Propenoic acid, \(\mathrm{C}_{3} \mathrm{H}_{4} \mathrm{O}_{2},\) is a reactive organic liquid that is used in the manufacturing of plastics, coatings, and adhesives. An unlabeled container is thought to contain this liquid. A \(0.275-g\) sample of the liquid is combusted to produce \(0.102 \mathrm{~g}\) of water and \(0.374 \mathrm{~g}\) carbon dioxide. Is the unknown liquid propenoic acid? Support your reasoning with calculations.

First, we need to determine the moles of each element present in the sample. We are given that combustion produces \(0.374 \mathrm{~g}\) of carbon dioxide and \(0.102 \mathrm{~g}\) of water. Let's start by finding the moles of carbon and hydrogen. Moles of carbon (in 0.374 g CO₂)= \(\frac {0.374 g}{44.01 g/mol} =0.0085 mol\) Moles of hydrogen (in 0.102 g H₂O)= \(\frac{2×0.102 g}{18.02 g/mol} = 0.0113 mol\) Now, let's find the mass of oxygen in the sample. To do this, we subtract the masses of carbon and hydrogen from the total mass of the sample (\(0.275 g\)): Mass of oxygen = \(0.275 g - (0.0085 mol × 12.01 g/mol) - (0.0113 mol × 1.008 g/mol)\) = \(0.191 g\) Now, we can calculate the moles of oxygen: Moles of oxygen = \(\frac{0.191 g}{16.00 g/mol} = 0.0119\) We have the moles of each element in the sample: Carbon: \(0.0085 \mathrm{mol}\) Hydrogen: \(0.0113 \mathrm{~mol}\) Oxygen: \(0.0119 \mathrm{~mol}\)
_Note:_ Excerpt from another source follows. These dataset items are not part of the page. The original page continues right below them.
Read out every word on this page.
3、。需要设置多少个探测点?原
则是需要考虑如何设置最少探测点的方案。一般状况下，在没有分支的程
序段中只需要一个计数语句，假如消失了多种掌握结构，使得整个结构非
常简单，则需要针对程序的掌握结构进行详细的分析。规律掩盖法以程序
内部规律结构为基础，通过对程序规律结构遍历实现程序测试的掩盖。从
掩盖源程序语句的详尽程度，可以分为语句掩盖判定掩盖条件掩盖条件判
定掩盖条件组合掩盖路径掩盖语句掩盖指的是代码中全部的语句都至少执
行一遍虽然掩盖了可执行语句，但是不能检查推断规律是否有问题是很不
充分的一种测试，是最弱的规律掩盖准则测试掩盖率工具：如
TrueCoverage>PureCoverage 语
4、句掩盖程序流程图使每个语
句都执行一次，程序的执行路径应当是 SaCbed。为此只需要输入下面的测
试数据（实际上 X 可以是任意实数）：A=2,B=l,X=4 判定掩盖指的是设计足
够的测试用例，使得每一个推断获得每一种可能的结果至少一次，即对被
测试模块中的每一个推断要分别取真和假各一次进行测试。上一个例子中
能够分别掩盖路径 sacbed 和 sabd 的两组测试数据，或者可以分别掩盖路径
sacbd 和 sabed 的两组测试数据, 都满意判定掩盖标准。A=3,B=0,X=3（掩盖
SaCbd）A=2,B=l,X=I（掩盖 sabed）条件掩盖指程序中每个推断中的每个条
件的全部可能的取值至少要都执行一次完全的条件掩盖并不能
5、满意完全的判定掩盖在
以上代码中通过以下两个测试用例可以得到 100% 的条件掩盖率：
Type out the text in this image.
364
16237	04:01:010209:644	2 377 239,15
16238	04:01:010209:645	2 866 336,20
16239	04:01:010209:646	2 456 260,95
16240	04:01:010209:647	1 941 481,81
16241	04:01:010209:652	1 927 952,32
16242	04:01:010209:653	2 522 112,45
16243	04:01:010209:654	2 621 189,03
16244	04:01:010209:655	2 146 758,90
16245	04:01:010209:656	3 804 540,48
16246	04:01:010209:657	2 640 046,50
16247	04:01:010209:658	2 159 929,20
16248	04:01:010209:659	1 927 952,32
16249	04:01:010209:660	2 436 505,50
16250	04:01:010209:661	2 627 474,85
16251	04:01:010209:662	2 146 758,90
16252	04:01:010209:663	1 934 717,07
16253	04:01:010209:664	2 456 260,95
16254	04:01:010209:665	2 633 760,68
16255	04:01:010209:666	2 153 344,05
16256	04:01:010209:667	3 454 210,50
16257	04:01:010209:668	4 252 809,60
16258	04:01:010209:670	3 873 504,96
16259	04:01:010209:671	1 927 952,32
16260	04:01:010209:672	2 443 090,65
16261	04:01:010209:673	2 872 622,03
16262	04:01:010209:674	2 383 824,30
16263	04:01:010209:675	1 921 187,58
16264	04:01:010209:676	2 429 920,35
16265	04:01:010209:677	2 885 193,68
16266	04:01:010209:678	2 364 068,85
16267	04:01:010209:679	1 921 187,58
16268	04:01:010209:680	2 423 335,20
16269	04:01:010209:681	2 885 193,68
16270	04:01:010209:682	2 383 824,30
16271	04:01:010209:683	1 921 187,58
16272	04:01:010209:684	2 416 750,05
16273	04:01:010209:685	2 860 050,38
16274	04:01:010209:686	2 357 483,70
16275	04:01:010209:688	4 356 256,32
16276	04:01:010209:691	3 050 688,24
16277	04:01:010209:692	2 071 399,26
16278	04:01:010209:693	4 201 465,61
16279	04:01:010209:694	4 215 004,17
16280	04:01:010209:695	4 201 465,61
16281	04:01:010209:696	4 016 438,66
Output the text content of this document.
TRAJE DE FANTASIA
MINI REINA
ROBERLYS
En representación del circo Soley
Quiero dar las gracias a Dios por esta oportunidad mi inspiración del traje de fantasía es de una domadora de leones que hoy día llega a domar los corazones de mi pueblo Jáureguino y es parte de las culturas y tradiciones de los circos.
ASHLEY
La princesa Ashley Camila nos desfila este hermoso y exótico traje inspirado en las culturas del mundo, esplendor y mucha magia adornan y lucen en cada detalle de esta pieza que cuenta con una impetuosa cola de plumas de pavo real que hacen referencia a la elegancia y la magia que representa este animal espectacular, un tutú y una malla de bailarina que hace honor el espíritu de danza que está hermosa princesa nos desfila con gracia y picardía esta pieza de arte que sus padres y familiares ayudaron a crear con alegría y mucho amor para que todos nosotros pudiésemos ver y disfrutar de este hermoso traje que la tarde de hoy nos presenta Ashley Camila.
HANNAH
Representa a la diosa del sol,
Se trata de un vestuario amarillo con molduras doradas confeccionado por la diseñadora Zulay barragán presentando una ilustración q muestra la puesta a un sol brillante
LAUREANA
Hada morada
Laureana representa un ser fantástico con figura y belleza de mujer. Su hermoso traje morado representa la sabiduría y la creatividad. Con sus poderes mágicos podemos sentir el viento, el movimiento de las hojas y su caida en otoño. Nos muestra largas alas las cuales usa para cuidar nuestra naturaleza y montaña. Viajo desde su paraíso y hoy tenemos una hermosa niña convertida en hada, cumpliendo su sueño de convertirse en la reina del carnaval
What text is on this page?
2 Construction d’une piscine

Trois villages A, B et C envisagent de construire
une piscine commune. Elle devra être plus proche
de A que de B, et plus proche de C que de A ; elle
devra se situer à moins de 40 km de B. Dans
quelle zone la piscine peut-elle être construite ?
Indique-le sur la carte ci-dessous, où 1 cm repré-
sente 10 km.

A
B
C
To find the ratio of the elements in the sample, we must determine the smallest whole number ratio between moles of carbon, hydrogen, and oxygen. We start by finding the smallest mole value among the three elements, which is 0.0085 in this case (carbon). Next, divide all the mole values by this smallest value: Carbon (\(\mathrm{C}\)) ratio = \(\frac{0.0085}{0.0085} = 1\) Hydrogen (\(\mathrm{H}\)) ratio = \(\frac{0.0113}{0.0085} \approx 1.33\) Oxygen (\(\mathrm{O}\)) ratio = \(\frac{0.0119}{0.0085} \approx 1.4\) Since the ratios aren't close to whole numbers, we can try multiplying all ratios by the smallest ratio (in this case, 3) to obtain whole number ratios: Carbon (\(\mathrm{C}\)) ratio = \(1 × 3 = 3\) Hydrogen (\(\mathrm{H}\)) ratio = \(1.33 × 3 \approx 4\) Oxygen (\(\mathrm{O}\)) ratio = \(1.4 × 3 \approx 4\) This gives us the approximate empirical formula: \(\mathrm{C}_3 \mathrm{H}_4 \mathrm{O}_4\).

Now that we have determined the empirical formula of the unknown liquid sample, we can compare it to the given formula for propenoic acid, which is \(\mathrm{C}_3 \mathrm{H}_4 \mathrm{O}_2\). Our empirical formula is \(\mathrm{C}_3 \mathrm{H}_4 \mathrm{O}_4\), which is different from the given propenoic acid formula \(\mathrm{C}_3 \mathrm{H}_4 \mathrm{O}_2\). Based on this comparison, we can conclude that the unknown liquid is not propenoic acid.